Vorgetäuschte Arbeitsunfähigkeit? Sind angebrachte Zweifel nicht belegbar, hat ein ärztliches Attest hohen Beweiswert

Häufig sorgen angeblich falsche Arbeitsunfähigkeitsbescheinigungen für gerichtliche Ausienandersetzungen, die sich meist mit der Beweiskraft von ärztlichen Attesten befassen. Jeder einzelne Fall bringt aber Besonderheiten mit sich, die interessante Blickwinkel aufwerfen - so auch im Fall vor dem Landesarbeitsgericht Köln (LAG).

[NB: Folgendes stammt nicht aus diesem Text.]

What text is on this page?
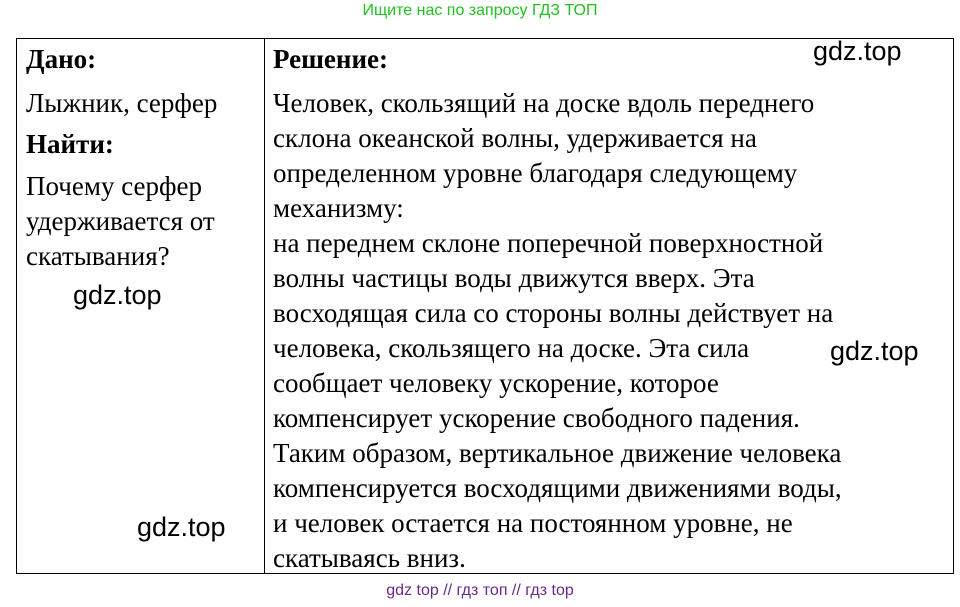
Ищите нас по запросу ГДЗ ТОП
Дано:
Лыжник, серфер
Найти:
Почему серфер
удерживается от
скатывания?
Решение:
Человек, скользящий на доске вдоль переднего
склона океанской волны, удерживается на
определенном уровне благодаря следующему
механизму:
на переднем склоне поперечной поверхностной
волны частицы воды движутся вверх. Эта
восходящая сила со стороны волны действует на
человека, скользящего на доске. Эта сила
сообщает человеку ускорение, которое
компенсирует ускорение свободного падения.
Таким образом, вертикальное движение человека
компенсируется восходящими движениями воды,
и человек остается на постоянном уровне, не
скатываясь вниз.
gdz.top
gdz.top
gdz.top
gdz.top
gdz top // гдз топ // гдз top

Ein Finanzdienstleister plante Restrukturierungsmaßnahmen und lud deshalb acht Arbeitnehmer zu einem Personalgespräch am 11.07.2022 ein. Für den betreffenden Tag meldeten sich dann jedoch gleich alle acht eingeladenen Mitarbeiter arbeitsunfähig krank. Der Arbeitgeber forderte daraufhin die Beschäftigten auf, eine Arbeitsunfähigkeitsbescheinigung ab dem ersten Tag vorzulegen. Einer der Arbeitnehmer lieferte die geforderte Bescheinigung am 12.07.2022, mit der ihm eine Arbeitsunfähigkeit vom 11.07. bis einschließlich 15.07.2022 ärztlich bestätigt wurde. Der Arbeitgeber kündigte das Arbeitsverhältnis mit der Begründung, der Arbeitnehmer habe seine Arbeitsunfähigkeit lediglich vorgetäuscht. Dagegen klagte der Arbeitnehmer und erhob eine Kündigungsschutzklage.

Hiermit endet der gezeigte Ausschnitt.